A forgotten service account can sit in your systems for years, retaining authentication privileges that let it keep moving data, calling APIs, or giving a vendor quiet access long after the original project ended.
That is a real risk for justice nonprofits, because your systems often hold sensitive client, case, and partner data. A simple service account register, fundamental to identity and access management in your nonprofit’s security strategy, gives you a faster way to see what exists, who owns it, and what should be shut down first.
Key takeaways
- Build your managed service account register in 30 days, not six months.
- Give every non-human account one named business owner and one technical contact.
- Track purpose, system access, credential type, last review date, and shutdown triggers.
- Review the register on a set rhythm, or it will drift back into guesswork.
Why a service account register matters in justice work
A service account is a non-human account used by an app, script, integration, backup tool, or vendor process. These accounts often have broad permissions and IAM roles. Meanwhile, nobody remembers who approved them.
That gap creates risk fast. An old intake form may still push data into a case system. A former vendor may still have an automation account. A backup job may run with more access than it needs. If you work with confidential legal or client information, that is more than sloppy housekeeping.
You have likely seen the broader pattern already: vendor access sprawl and data risks grow when ownership is weak. The same logic applies to service accounts. If no leader owns the account, no one can approve its access, review its use, or retire it on time.
Google Cloud’s service account security guidance makes the same point in technical terms. Even if you do not use Google Cloud, the rule still holds in Active Directory and Windows Server environments. Service accounts need tight scope, clear owners, and regular review.
If a service account can touch client data, money, or critical systems, you need a named owner.

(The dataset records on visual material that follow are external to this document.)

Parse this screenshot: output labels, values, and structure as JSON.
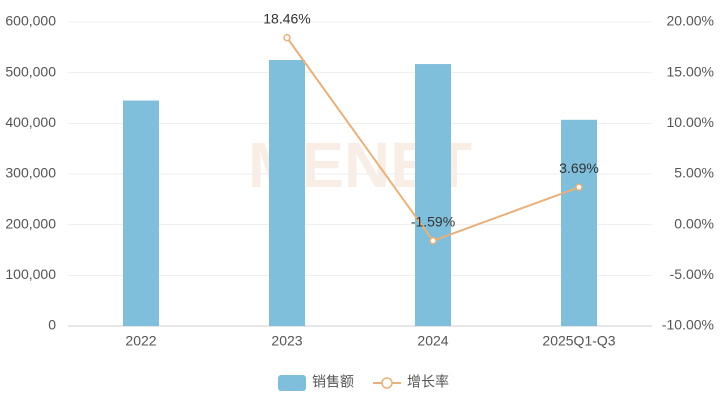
{
  "chart_data": {
    "type": "bar-line",
    "watermark": "MENET",
    "categories": [
      "2022",
      "2023",
      "2024",
      "2025Q1-Q3"
    ],
    "series": [
      {
        "name": "销售额",
        "type": "bar",
        "color": "#7fbfdc",
        "values": [
          445000,
          525000,
          517000,
          407000
        ]
      },
      {
        "name": "增长率",
        "type": "line",
        "axis": "y2",
        "color": "#e8b07a",
        "values": [
          null,
          18.46,
          -1.59,
          3.69
        ],
        "value_labels": [
          null,
          "18.46%",
          "-1.59%",
          "3.69%"
        ]
      }
    ],
    "ylim": [
      0,
      600000
    ],
    "yticks": [
      0,
      {
        "value": 100000,
        "label": "100,000"
      },
      {
        "value": 200000,
        "label": "200,000"
      },
      {
        "value": 300000,
        "label": "300,000"
      },
      {
        "value": 400000,
        "label": "400,000"
      },
      {
        "value": 500000,
        "label": "500,000"
      },
      {
        "value": 600000,
        "label": "600,000"
      }
    ],
    "y2lim": [
      -10,
      20
    ],
    "y2ticks": [
      {
        "value": -10,
        "label": "-10.00%"
      },
      {
        "value": -5,
        "label": "-5.00%"
      },
      {
        "value": 0,
        "label": "0.00%"
      },
      {
        "value": 5,
        "label": "5.00%"
      },
      {
        "value": 10,
        "label": "10.00%"
      },
      {
        "value": 15,
        "label": "15.00%"
      },
      {
        "value": 20,
        "label": "20.00%"
      }
    ],
    "grid": true
  }
}
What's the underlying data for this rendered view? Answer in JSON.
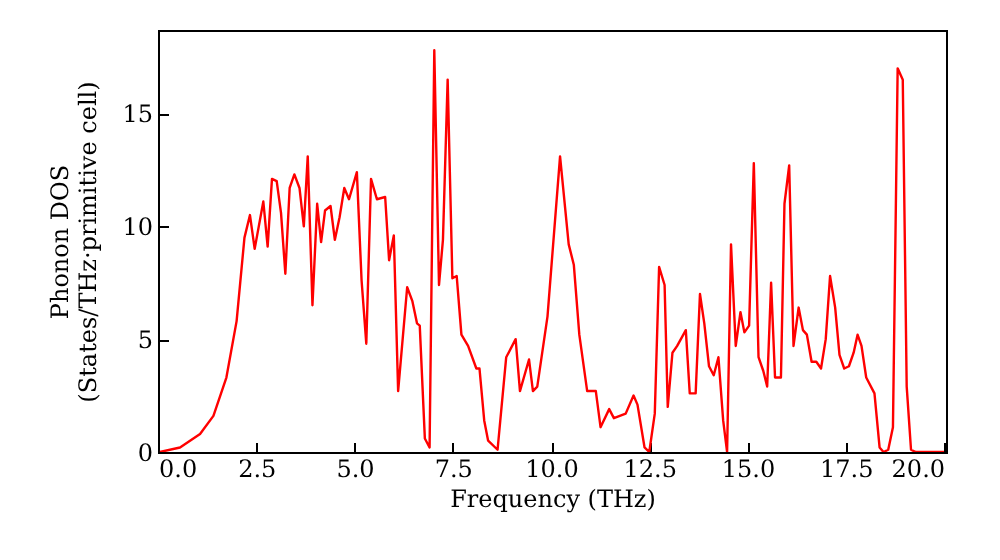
{
  "chart_data": {
    "type": "line",
    "xlabel": "Frequency (THz)",
    "ylabel": "Phonon DOS\n(States/THz·primitive cell)",
    "xlim": [
      0,
      20.05
    ],
    "ylim": [
      0,
      18.7
    ],
    "xticks": [
      {
        "value": 0,
        "label": "0.0"
      },
      {
        "value": 2.5,
        "label": "2.5"
      },
      {
        "value": 5,
        "label": "5.0"
      },
      {
        "value": 7.5,
        "label": "7.5"
      },
      {
        "value": 10,
        "label": "10.0"
      },
      {
        "value": 12.5,
        "label": "12.5"
      },
      {
        "value": 15,
        "label": "15.0"
      },
      {
        "value": 17.5,
        "label": "17.5"
      },
      {
        "value": 20,
        "label": "20.0"
      }
    ],
    "yticks": [
      0,
      5,
      10,
      15
    ],
    "grid": false,
    "marker": "none",
    "line_style": "solid",
    "series": [
      {
        "color": "#ff0000",
        "x": [
          0.05,
          0.56,
          1.07,
          1.41,
          1.74,
          2.0,
          2.2,
          2.34,
          2.46,
          2.68,
          2.79,
          2.9,
          3.02,
          3.13,
          3.24,
          3.35,
          3.47,
          3.6,
          3.71,
          3.81,
          3.93,
          4.05,
          4.15,
          4.25,
          4.39,
          4.5,
          4.62,
          4.74,
          4.86,
          5.06,
          5.18,
          5.3,
          5.42,
          5.57,
          5.78,
          5.88,
          6.0,
          6.11,
          6.34,
          6.47,
          6.59,
          6.66,
          6.79,
          6.91,
          7.03,
          7.15,
          7.25,
          7.37,
          7.49,
          7.6,
          7.72,
          7.89,
          8.1,
          8.18,
          8.3,
          8.4,
          8.64,
          8.86,
          9.1,
          9.21,
          9.44,
          9.54,
          9.65,
          9.91,
          10.23,
          10.45,
          10.58,
          10.72,
          10.92,
          11.14,
          11.26,
          11.48,
          11.6,
          11.9,
          12.1,
          12.2,
          12.38,
          12.5,
          12.64,
          12.75,
          12.89,
          12.97,
          13.09,
          13.21,
          13.43,
          13.53,
          13.68,
          13.79,
          13.9,
          14.02,
          14.14,
          14.26,
          14.38,
          14.48,
          14.58,
          14.7,
          14.82,
          14.92,
          15.04,
          15.16,
          15.28,
          15.4,
          15.5,
          15.6,
          15.7,
          15.85,
          15.94,
          16.06,
          16.17,
          16.3,
          16.41,
          16.51,
          16.63,
          16.75,
          16.87,
          16.99,
          17.1,
          17.23,
          17.34,
          17.46,
          17.58,
          17.7,
          17.8,
          17.9,
          18.02,
          18.23,
          18.36,
          18.46,
          18.58,
          18.7,
          18.82,
          18.95,
          19.05,
          19.16,
          19.28,
          20.0
        ],
        "values": [
          0,
          0.2,
          0.8,
          1.6,
          3.3,
          5.8,
          9.5,
          10.5,
          9.0,
          11.1,
          9.1,
          12.1,
          12.0,
          10.6,
          7.9,
          11.7,
          12.3,
          11.7,
          10.0,
          13.1,
          6.5,
          11.0,
          9.3,
          10.7,
          10.9,
          9.4,
          10.4,
          11.7,
          11.2,
          12.4,
          7.6,
          4.8,
          12.1,
          11.2,
          11.3,
          8.5,
          9.6,
          2.7,
          7.3,
          6.7,
          5.7,
          5.6,
          0.6,
          0.2,
          17.8,
          7.4,
          9.4,
          16.5,
          7.7,
          7.8,
          5.2,
          4.7,
          3.7,
          3.7,
          1.4,
          0.5,
          0.1,
          4.2,
          5.0,
          2.7,
          4.1,
          2.7,
          2.9,
          6.0,
          13.1,
          9.2,
          8.3,
          5.2,
          2.7,
          2.7,
          1.1,
          1.9,
          1.5,
          1.7,
          2.5,
          2.1,
          0.2,
          0,
          1.7,
          8.2,
          7.4,
          2.0,
          4.4,
          4.7,
          5.4,
          2.6,
          2.6,
          7.0,
          5.7,
          3.8,
          3.4,
          4.2,
          1.4,
          0,
          9.2,
          4.7,
          6.2,
          5.3,
          5.6,
          12.8,
          4.2,
          3.6,
          2.9,
          7.5,
          3.3,
          3.3,
          11.0,
          12.7,
          4.7,
          6.4,
          5.4,
          5.2,
          4.0,
          4.0,
          3.7,
          5.0,
          7.8,
          6.4,
          4.3,
          3.7,
          3.8,
          4.4,
          5.2,
          4.7,
          3.3,
          2.6,
          0.2,
          0,
          0.1,
          1.1,
          17.0,
          16.5,
          2.9,
          0.1,
          0,
          0
        ]
      }
    ]
  }
}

Days 1-10: Find every non-human account
Start with a plain spreadsheet. You are not building a perfect system yet. You are building visibility.
Look across your case tools, productivity suite, cloud platforms (check via the Google Cloud Console, gcloud CLI, or Cloud Shell), backup systems, finance apps, identity provider, and vendor-managed tools. Then ask program, operations, finance, and IT where automations live, including integrations using REST API or the Admin SDK API. You will usually find more accounts in scripts, connectors, and old vendor setups than in your formal documentation.

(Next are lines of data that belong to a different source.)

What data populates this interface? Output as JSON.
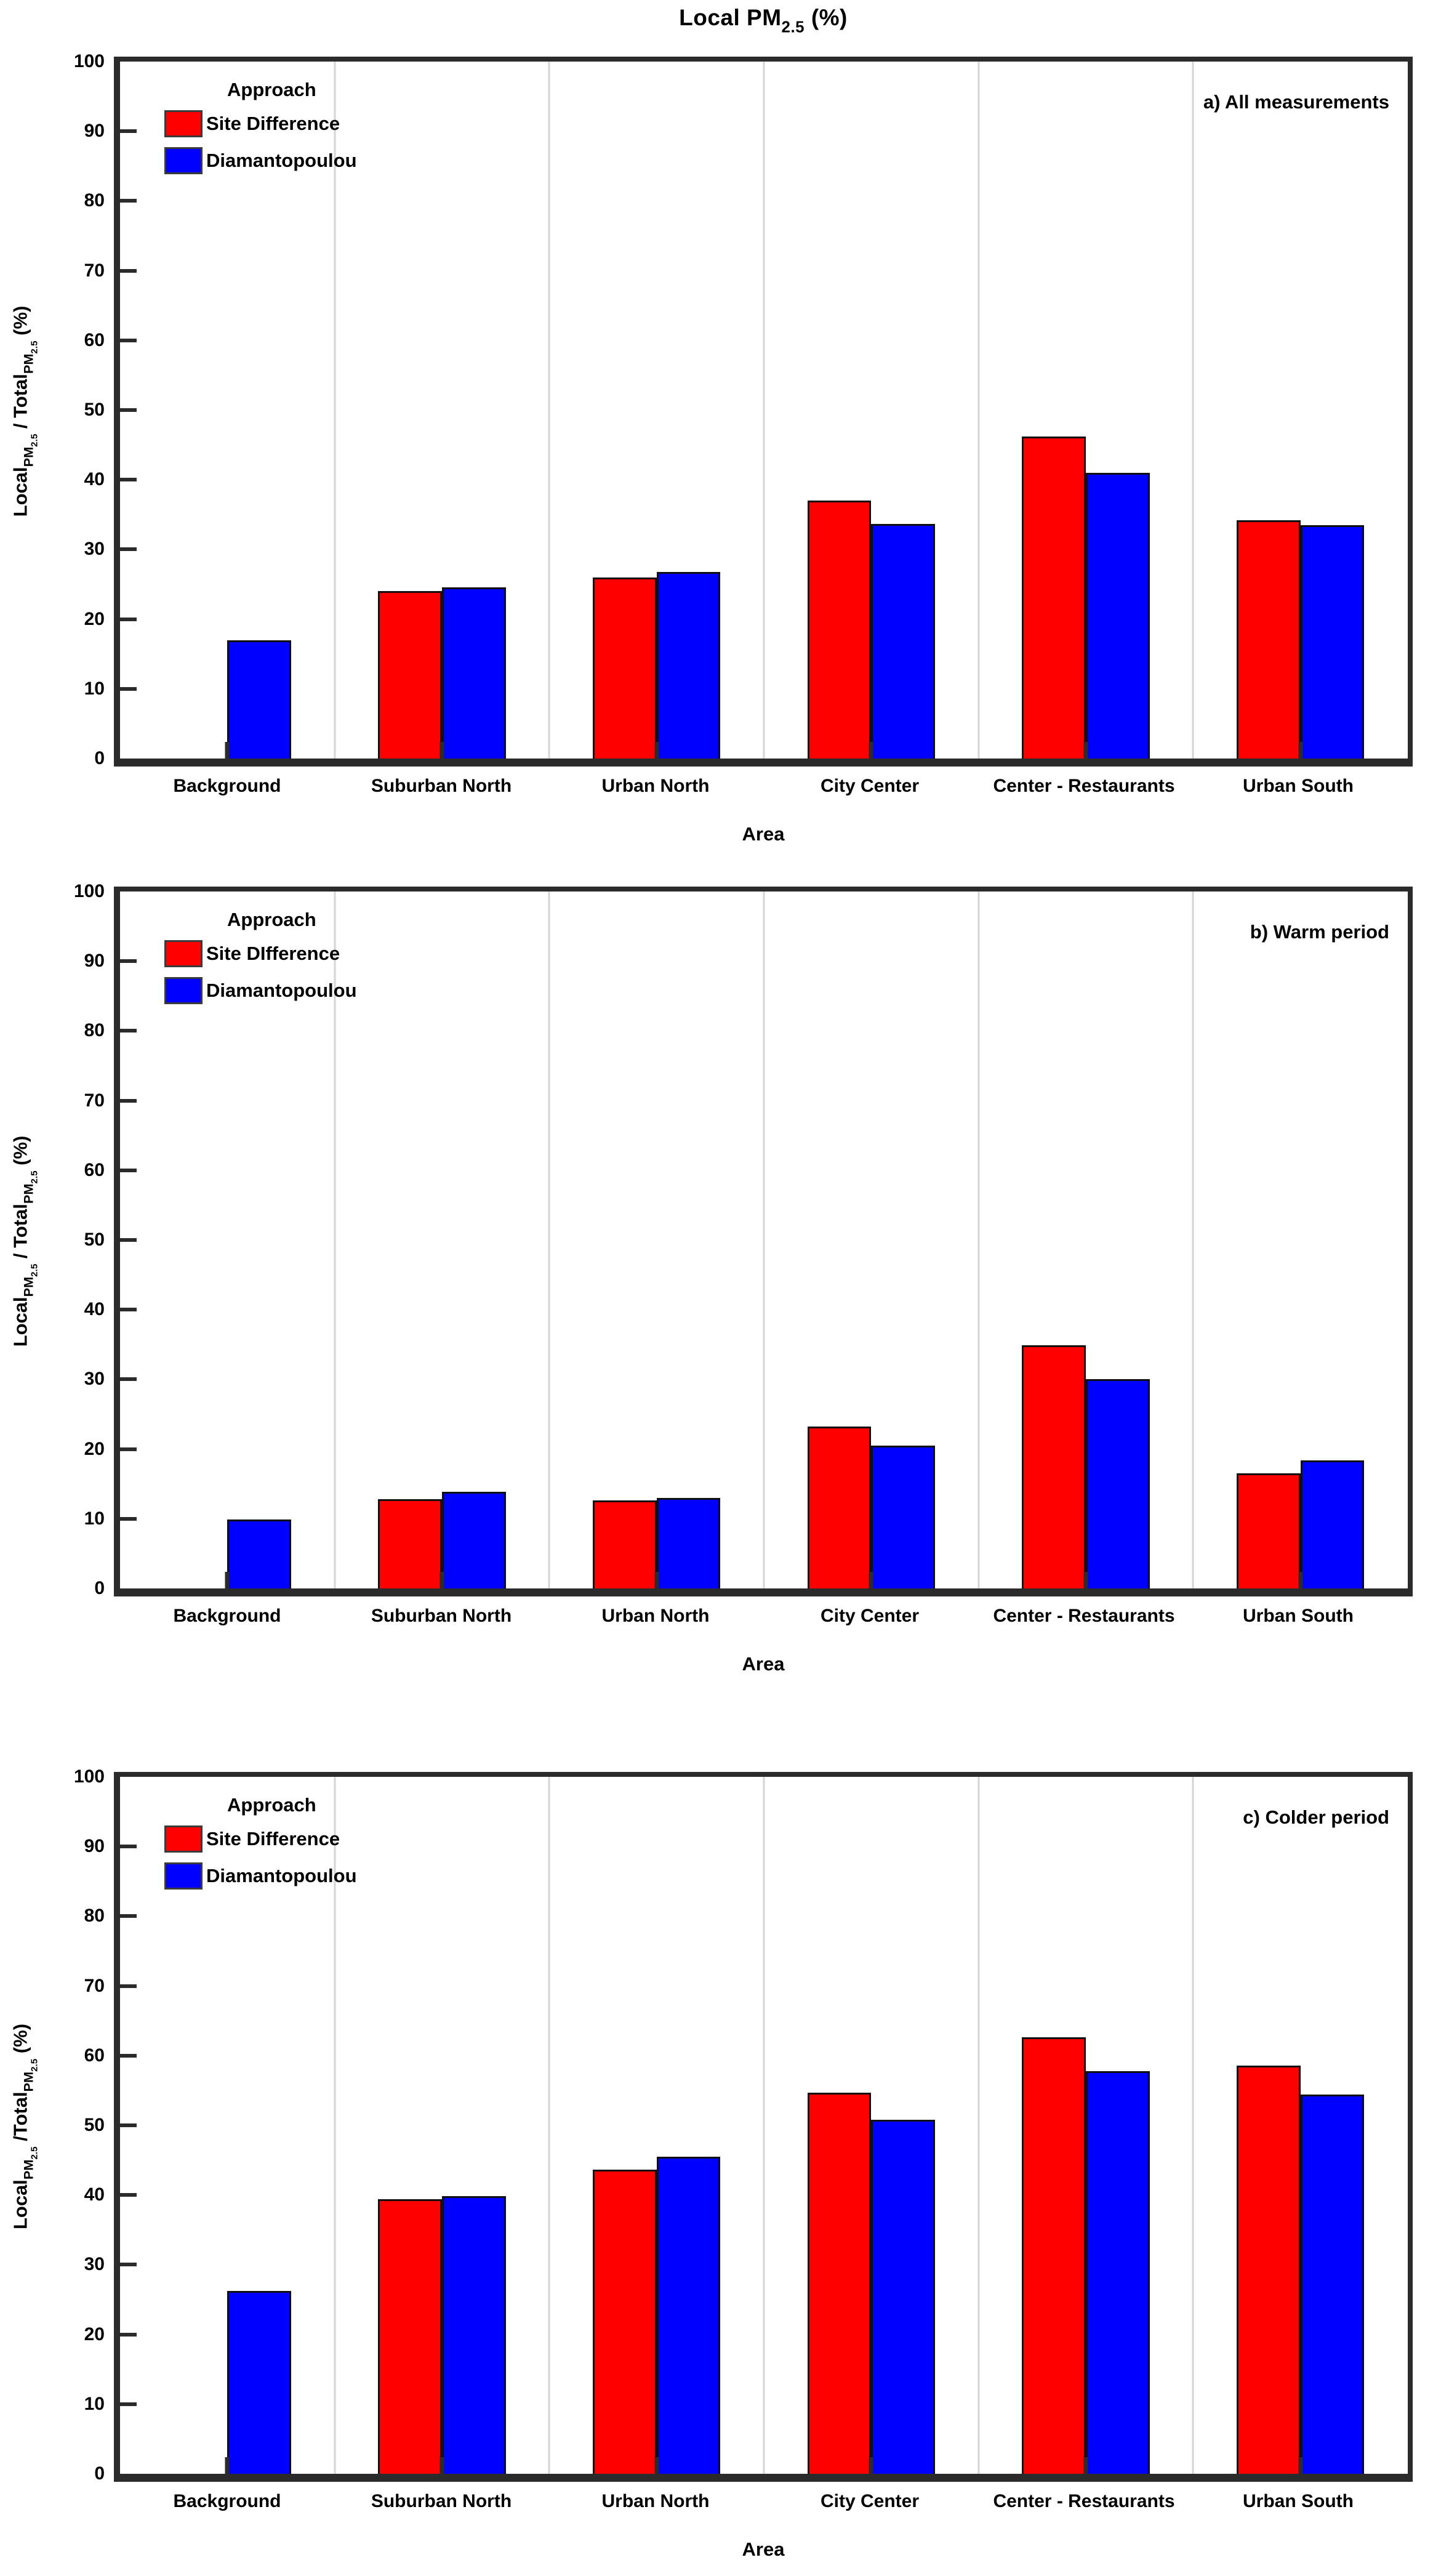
{
  "title": {
    "main": "Local PM",
    "sub": "2.5",
    "suffix": " (%)"
  },
  "xlabel": "Area",
  "colors": {
    "site_difference": "#ff0000",
    "diamantopoulou": "#0000ff",
    "grid": "#d4d4d4",
    "frame": "#2b2b2b",
    "text": "#000000"
  },
  "panels": [
    {
      "annotation": "a) All measurements",
      "legend": {
        "title": "Approach",
        "red": "Site Difference",
        "blue": "Diamantopoulou"
      },
      "ylabel": {
        "p1": "Local",
        "s1": "PM",
        "ss1": "2.5",
        "p2": " / Total",
        "s2": "PM",
        "ss2": "2.5",
        "p3": " (%)"
      }
    },
    {
      "annotation": "b) Warm period",
      "legend": {
        "title": "Approach",
        "red": "Site DIfference",
        "blue": "Diamantopoulou"
      },
      "ylabel": {
        "p1": "Local",
        "s1": "PM",
        "ss1": "2.5",
        "p2": " / Total",
        "s2": "PM",
        "ss2": "2.5",
        "p3": " (%)"
      }
    },
    {
      "annotation": "c) Colder period",
      "legend": {
        "title": "Approach",
        "red": "Site Difference",
        "blue": "Diamantopoulou"
      },
      "ylabel": {
        "p1": "Local",
        "s1": "PM",
        "ss1": "2.5",
        "p2": " /Total",
        "s2": "PM",
        "ss2": "2.5",
        "p3": " (%)"
      }
    }
  ],
  "chart_data": [
    {
      "type": "bar",
      "panel_label": "a) All measurements",
      "title": "Local PM2.5 (%)",
      "categories": [
        "Background",
        "Suburban North",
        "Urban North",
        "City Center",
        "Center - Restaurants",
        "Urban South"
      ],
      "series": [
        {
          "name": "Site Difference",
          "color": "#ff0000",
          "values": [
            null,
            24.0,
            26.0,
            37.0,
            46.2,
            34.2
          ]
        },
        {
          "name": "Diamantopoulou",
          "color": "#0000ff",
          "values": [
            17.0,
            24.6,
            26.8,
            33.7,
            41.0,
            33.5
          ]
        }
      ],
      "xlabel": "Area",
      "ylabel": "Local PM2.5 / Total PM2.5 (%)",
      "ylim": [
        0,
        100
      ],
      "ytick_step": 10,
      "legend_title": "Approach",
      "legend_position": "top-left",
      "grid": "vertical-category-boundaries"
    },
    {
      "type": "bar",
      "panel_label": "b) Warm period",
      "categories": [
        "Background",
        "Suburban North",
        "Urban North",
        "City Center",
        "Center - Restaurants",
        "Urban South"
      ],
      "series": [
        {
          "name": "Site DIfference",
          "color": "#ff0000",
          "values": [
            null,
            12.8,
            12.6,
            23.2,
            34.9,
            16.5
          ]
        },
        {
          "name": "Diamantopoulou",
          "color": "#0000ff",
          "values": [
            9.9,
            13.9,
            13.0,
            20.5,
            30.0,
            18.4
          ]
        }
      ],
      "xlabel": "Area",
      "ylabel": "Local PM2.5 / Total PM2.5 (%)",
      "ylim": [
        0,
        100
      ],
      "ytick_step": 10,
      "legend_title": "Approach",
      "legend_position": "top-left",
      "grid": "vertical-category-boundaries"
    },
    {
      "type": "bar",
      "panel_label": "c) Colder period",
      "categories": [
        "Background",
        "Suburban North",
        "Urban North",
        "City Center",
        "Center - Restaurants",
        "Urban South"
      ],
      "series": [
        {
          "name": "Site Difference",
          "color": "#ff0000",
          "values": [
            null,
            39.4,
            43.6,
            54.7,
            62.6,
            58.6
          ]
        },
        {
          "name": "Diamantopoulou",
          "color": "#0000ff",
          "values": [
            26.2,
            39.8,
            45.5,
            50.8,
            57.8,
            54.4
          ]
        }
      ],
      "xlabel": "Area",
      "ylabel": "Local PM2.5 /Total PM2.5 (%)",
      "ylim": [
        0,
        100
      ],
      "ytick_step": 10,
      "legend_title": "Approach",
      "legend_position": "top-left",
      "grid": "vertical-category-boundaries"
    }
  ]
}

Keep the first version simple. These fields are enough to get moving:
| Register field | Why you need it |
|---|---|
| Account name | You need a unique record |
| System or platform | You need to know where it lives |
| Project ID | You need to pinpoint the specific project |
| Purpose | You need to know why it exists |
| Business owner | You need someone accountable |
| Technical contact | You need someone who can change it |
| Access level | You need to spot overreach |
| Credential type | You need to track keys, secrets, or OAuth |
| Last reviewed | You need a review trail |
| Retirement trigger | You need a clear shutdown point |
If you cannot fill most of those fields, your control is weak.
During these first ten days, resist the urge to debate tools. Your goal is a working inventory. If you need a broader method for mapping workflows and tightening access, use that lens here too. Map what exists first. Clean it up second.
Days 11-20: Assign owners and cut access down
Now you move from inventory to decisions.
Each account should have one business owner. That person approves why the account exists and what it may access. You should also name one technical custodian, usually internal IT or a managed partner, who handles setup and changes. Those roles are different, and that distinction matters.
Next, reduce access. Many service accounts start broad because broad access is easier. Months later, nobody remembers to scale it back. Review each account against current use, not original intent. Shift to RBAC principles or assign accounts to a specific user access group for tighter control. If an automation only reads referral data, it should not have write access to the full case system. If a vendor only needs file transfer, it should not keep admin rights.
Keys deserve extra care. Old keys often outlive staff, projects, and vendor contracts, especially unmanaged private keys or misplaced json key files tied to client ID and client secret credentials. Guidance on managing service account keys is clear on this point. Rotate them, limit them, and remove them when you can replace them with safer methods.
Watch for three red flags during this phase:
- Accounts with no clear owner
- Accounts tied to former vendors or former staff
- Accounts with admin rights and no recent review
These are the accounts that turn a routine audit into a leadership problem.
Days 21-30: Approve the register and make it stick
By now, your register should show the real picture. Some accounts are valid. Some need tighter access. A few should be shut down right away.

Use the last ten days to formalize three habits that form the foundation of a broader credential management strategy. First, approve the register with leadership. Second, tie it to vendor onboarding and offboarding. Third, set a review rhythm, usually monthly for high-risk accounts and quarterly for the full list.
You also want triggers. New integration? Add it to the register before launch. Vendor exit? Review and remove accounts before the final invoice. New grant program handling sensitive data? Review account access before service starts. Account granted domain-wide delegation? Update the register immediately. Changes to the OAuth consent screen? Review and approve access right away.
If you want proof that tighter ownership improves calmer execution, these cyber readiness and access control results show what that discipline looks like in practice.
Service account register FAQs
Is this only an IT task?
No. IT can maintain the file, but leadership should require named business owners. While a business owner is named, the organization administrator provides technical oversight. Otherwise, the register becomes a technical list with no accountability.
How often should you review it?
Review high-risk accounts monthly. Review the full register at least quarterly. Also review it when vendors change, staff leave, or a major workflow changes.
What about service accounts in Windows environments?
In Windows environments, include group managed service accounts and those using a service principal name in the register.
What about vendor-created service accounts?
Keep them in the same register. If a vendor created it, you still need to know the purpose, access level, owner, and retirement trigger.
A 30-day service account register will not solve every access problem. It will, however, replace fog with a usable map.
That is often the turning point. Once you can see every non-human account, manage its security context and application default credentials used by developers, and name who owns it, you can make better decisions with less stress.